R: R: scrivere in tv...come?

> > Mi piacerebbe lavorare come sceneggiatrice, ho già frequentato un buon corso nel settore, ma l'articolo da voi pubblicato resta piuttosto nebuloso...
>
> >
>
> > Si parla infatti di INIZIARE SCRIVENDO PER LA TV.Bene, ma come?Il settore mi sembra abbastanza chiuso, come fa un giovane che esce da un corso senza nessuna altra esperienza a proporsi in una redazione di fiction televisive?Vorrei ottenere, se possibile, delucidazioni su questo punto, perchè chi fa già questo mestiere fa sembrare tutto semplice, mentre proporsi e riuscire ad entrare non lo è affatto...e purtroppo il talento c'entra poco!
>
> Che vuol dire "il talento c'entra poco"? Stai aspettando che una scuola di sceneggiatura venga a bussare alla tua porta?

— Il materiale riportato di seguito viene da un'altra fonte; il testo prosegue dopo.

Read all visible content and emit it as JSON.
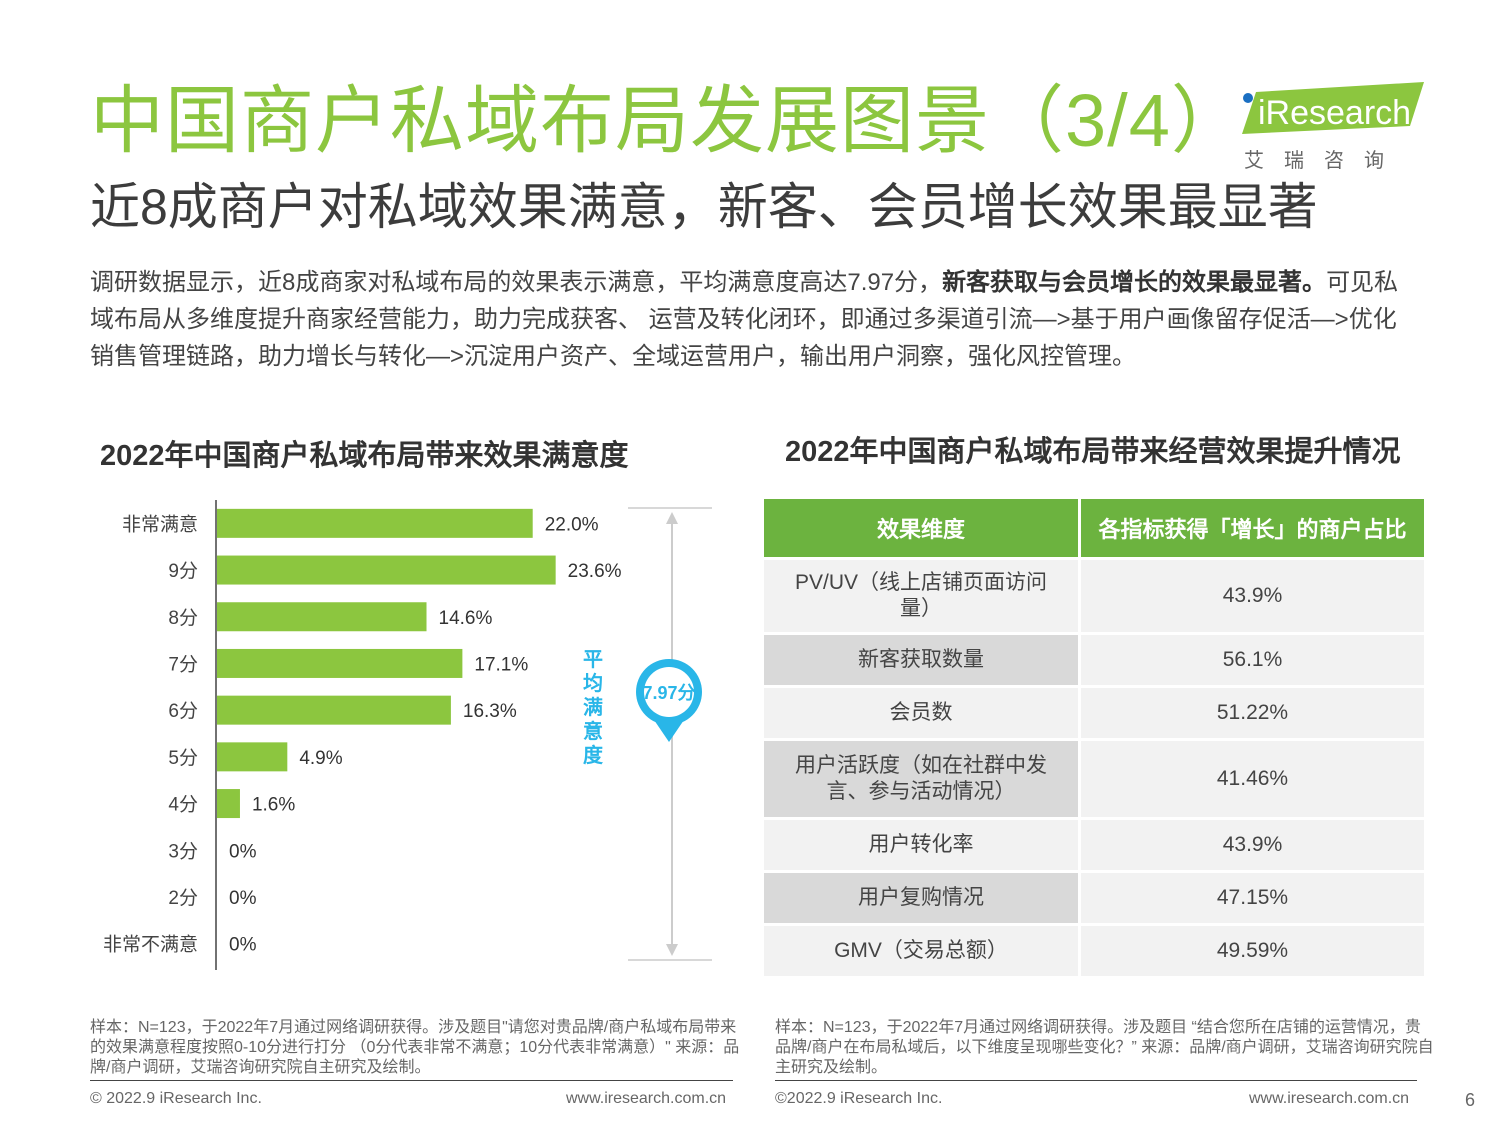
{
  "header": {
    "title": "中国商户私域布局发展图景（3/4）",
    "subtitle": "近8成商户对私域效果满意，新客、会员增长效果最显著",
    "logo_brand": "iResearch",
    "logo_cn": "艾瑞咨询"
  },
  "intro": {
    "part1": "调研数据显示，近8成商家对私域布局的效果表示满意，平均满意度高达7.97分，",
    "bold": "新客获取与会员增长的效果最显著。",
    "part2": "可见私域布局从多维度提升商家经营能力，助力完成获客、 运营及转化闭环，即通过多渠道引流—>基于用户画像留存促活—>优化销售管理链路，助力增长与转化—>沉淀用户资产、全域运营用户，输出用户洞察，强化风控管理。"
  },
  "chart_data": [
    {
      "type": "bar",
      "orientation": "horizontal",
      "title": "2022年中国商户私域布局带来效果满意度",
      "categories": [
        "非常满意",
        "9分",
        "8分",
        "7分",
        "6分",
        "5分",
        "4分",
        "3分",
        "2分",
        "非常不满意"
      ],
      "values": [
        22.0,
        23.6,
        14.6,
        17.1,
        16.3,
        4.9,
        1.6,
        0,
        0,
        0
      ],
      "value_labels": [
        "22.0%",
        "23.6%",
        "14.6%",
        "17.1%",
        "16.3%",
        "4.9%",
        "1.6%",
        "0%",
        "0%",
        "0%"
      ],
      "bar_color": "#8cc63f",
      "annotation": {
        "label": "平均满意度",
        "value": "7.97分",
        "color": "#29b6e8"
      }
    },
    {
      "type": "table",
      "title": "2022年中国商户私域布局带来经营效果提升情况",
      "columns": [
        "效果维度",
        "各指标获得「增长」的商户占比"
      ],
      "rows": [
        [
          "PV/UV（线上店铺页面访问量）",
          "43.9%"
        ],
        [
          "新客获取数量",
          "56.1%"
        ],
        [
          "会员数",
          "51.22%"
        ],
        [
          "用户活跃度（如在社群中发言、参与活动情况）",
          "41.46%"
        ],
        [
          "用户转化率",
          "43.9%"
        ],
        [
          "用户复购情况",
          "47.15%"
        ],
        [
          "GMV（交易总额）",
          "49.59%"
        ]
      ],
      "header_color": "#6cb33f"
    }
  ],
  "notes": {
    "left": "样本：N=123，于2022年7月通过网络调研获得。涉及题目\"请您对贵品牌/商户私域布局带来的效果满意程度按照0-10分进行打分 （0分代表非常不满意；10分代表非常满意）\" 来源：品牌/商户调研，艾瑞咨询研究院自主研究及绘制。",
    "right": "样本：N=123，于2022年7月通过网络调研获得。涉及题目 “结合您所在店铺的运营情况，贵品牌/商户在布局私域后，以下维度呈现哪些变化？” 来源：品牌/商户调研，艾瑞咨询研究院自主研究及绘制。"
  },
  "footer": {
    "left_copyright": "© 2022.9 iResearch Inc.",
    "left_url": "www.iresearch.com.cn",
    "right_copyright": "©2022.9 iResearch Inc.",
    "right_url": "www.iresearch.com.cn",
    "page_number": "6"
  }
}
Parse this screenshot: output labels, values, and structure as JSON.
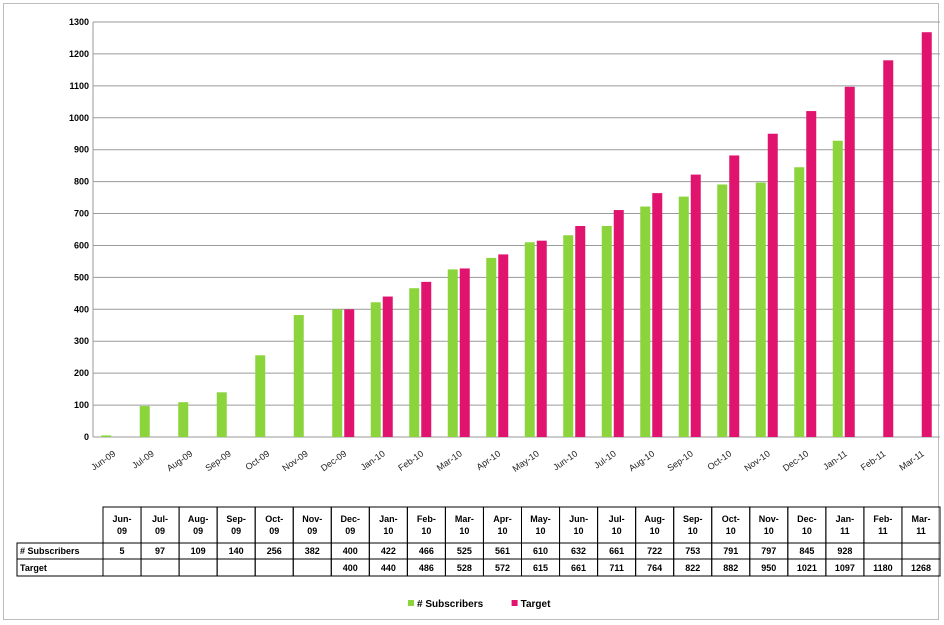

Già ti poni male nei confronti della questione...hai appena letto che si parla di "tenacia e umiltà"...eppure parti con una considerazione supponente (che non c'entri il talento MA...cosa? calci nel culo? raccomandazioni?) dimostrando di non esserti informata minimamente sui percorsi da intraprendere per questa professione. informati, la rete, google, da ottimi spunti. io sono entrata in una grande scuola italiana di sceneggiatura senza nessuna raccomandazione e ora lavoro per la tv.

......MA SECONDO TE QUELLO TORNA A LEGGERE LA RISPOSTA CHE GLI HAI DATO DOPO BEN 3 ANNI CHE HA SCRITTO?!?!?!?!?!?!